Z drugiej strony jest problem zacofanego ludu. Każdy powie kto mieszka na wschodzie by było jak najbliżej granicy niemieckiej i na odwrót. Ale najgorsze jest myślenie typu "Czarnobyl", wstyd mi za starszych ludzi, którzy wygadują takie głupoty.
Czarnobyl to była katastrofa, a winę za to ponoszą rządy ZSRR, kiedy robiono nie jakościowo, ale ilościowo. Liczyło się by wyrobić normę, a nie by było bezpiecznie, pewnie, bo z tego nie było pieniędzy. Doszło do katastrofy właśnie przez taki sposób rozumowania, a wręcz przez taką politykę gospodarczą. I to są fakty historyczne. Ale nie kogoś spytać to ci powie "A jak powtórzy się tragedia w Czarnobylu"?

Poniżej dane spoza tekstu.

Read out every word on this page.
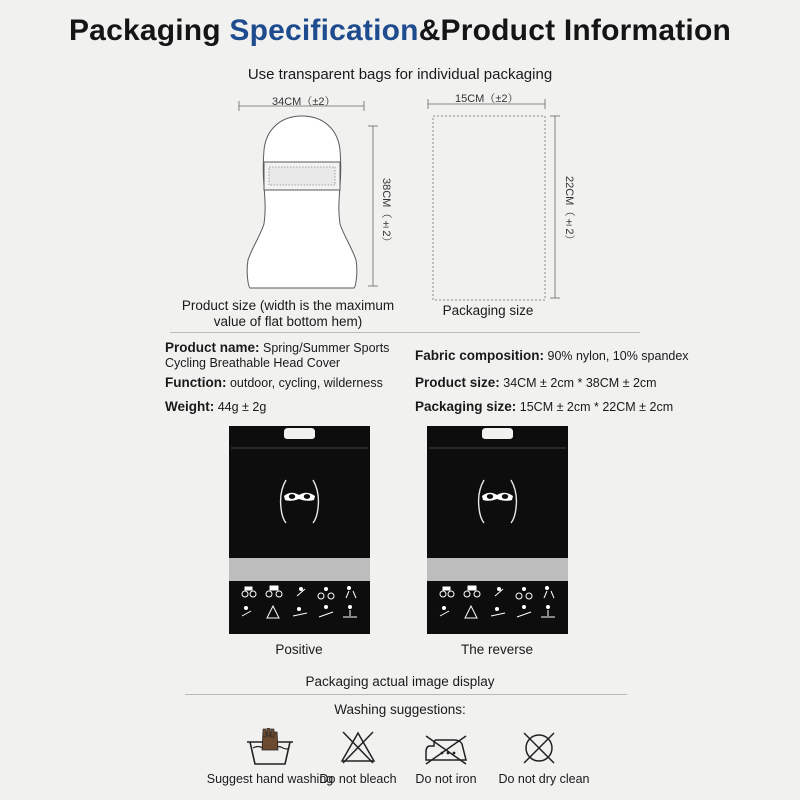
Packaging Specification&Product Information
Use transparent bags for individual packaging
34CM（±2）
38CM（±2）
15CM（±2）
22CM（±2）
Product size (width is the maximum
value of flat bottom hem)
Packaging size
Product name: Spring/Summer Sports
Cycling Breathable Head Cover
Function: outdoor, cycling, wilderness
Weight: 44g ± 2g
Fabric composition: 90% nylon, 10% spandex
Product size: 34CM ± 2cm * 38CM ± 2cm
Packaging size: 15CM ± 2cm * 22CM ± 2cm
Positive	The reverse
Packaging actual image display
Washing suggestions:
Suggest hand washing
Do not bleach	Do not iron	Do not dry clean
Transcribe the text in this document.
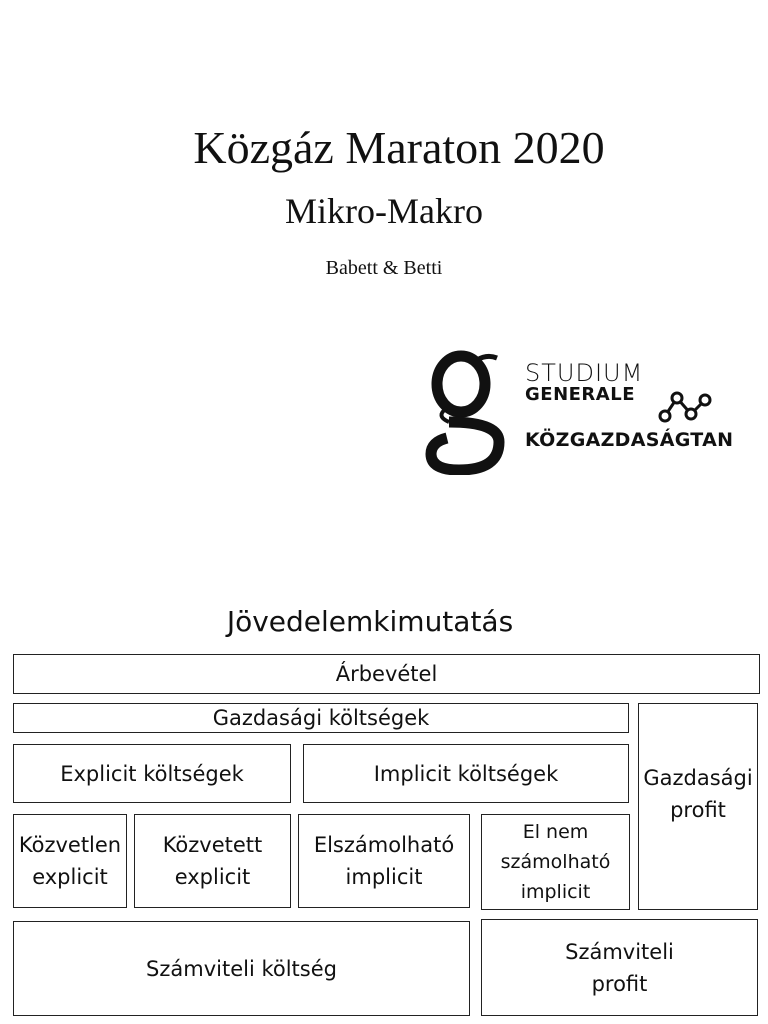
Közgáz Maraton 2020
Mikro-Makro
Babett & Betti
STUDIUM
GENERALE
KÖZGAZDASÁGTAN
Jövedelemkimutatás
Árbevétel
Gazdasági költségek
Gazdasági
profit
Explicit költségek	Implicit költségek
Közvetlen
explicit
Közvetett
explicit
Elszámolható
implicit
El nem
számolható
implicit
Számviteli költség
Számviteli
profit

Tyle, że u nas polityka oszczędzania, nadal nie wiedzieć czemu ma wyższy priorytet niż zagwarantowanie bezpieczeństwa czy cokolwiek innego.
EDIT
HAHAHAHAHA! Bełchatów ma elektrownię zwykłą na węgiel, wiem bo jestem z Bełchatowa. Ta elektrownia dostarcza 30% energii krajowi, ale o atomowej to nie słyszałem:P
Trzepie kapuchę? Szkoda, że tego nie widać:P
Z tego co się orientuję to w Polsce jest chyba tylko jedna, gdzieś w okolicach Bełchatowa i tam miasto ponoć nieziemską kapuchę z tego ciągnie.
W Bełchatowie jest elektrownia na węgiel brunatny. W Polsce nie ma elektrowni atomowej. W latach 80 zaczęto budować taką elektrownie w Żarnowcu, ale przerwano na początku lat 90, co nie wydaje się dziwne biorąc pod uwagę wydarzenia z 1986 roku. Osobiście uważam, że w Polsce powinna być elektrownia atomowa, ponieważ jest o wiele bardziej wydajna niż węglowa.
Właśnie, węgiel nie jest surowcem odnawialnym, a tym bardziej niewyczerpalnym. Totalnie się nam nie opłaca ten węgiel, z drugiej strony co w tedy z górnikami? To też jest jakieś miejsce pracy. Jeśli z tego zrezygnować, to rząd musi znaleźć jakieś inne zajęcie.
Wg. Jerzego Buzka, na Śląsku nic się nie zmieni, węgiel będzie dalej surowcem napędowym, więc o górników się nie martw. Zmiany mają dotyczyć innych rejonów Polski.
ale przerwano na początku lat 90 Teraz pewnie nieprędko wybudują elektrownię atomową w Polsce, skoro np. ludzie w Lublinie boją się, że dostaną raka od masztu telekomunikacyjnego.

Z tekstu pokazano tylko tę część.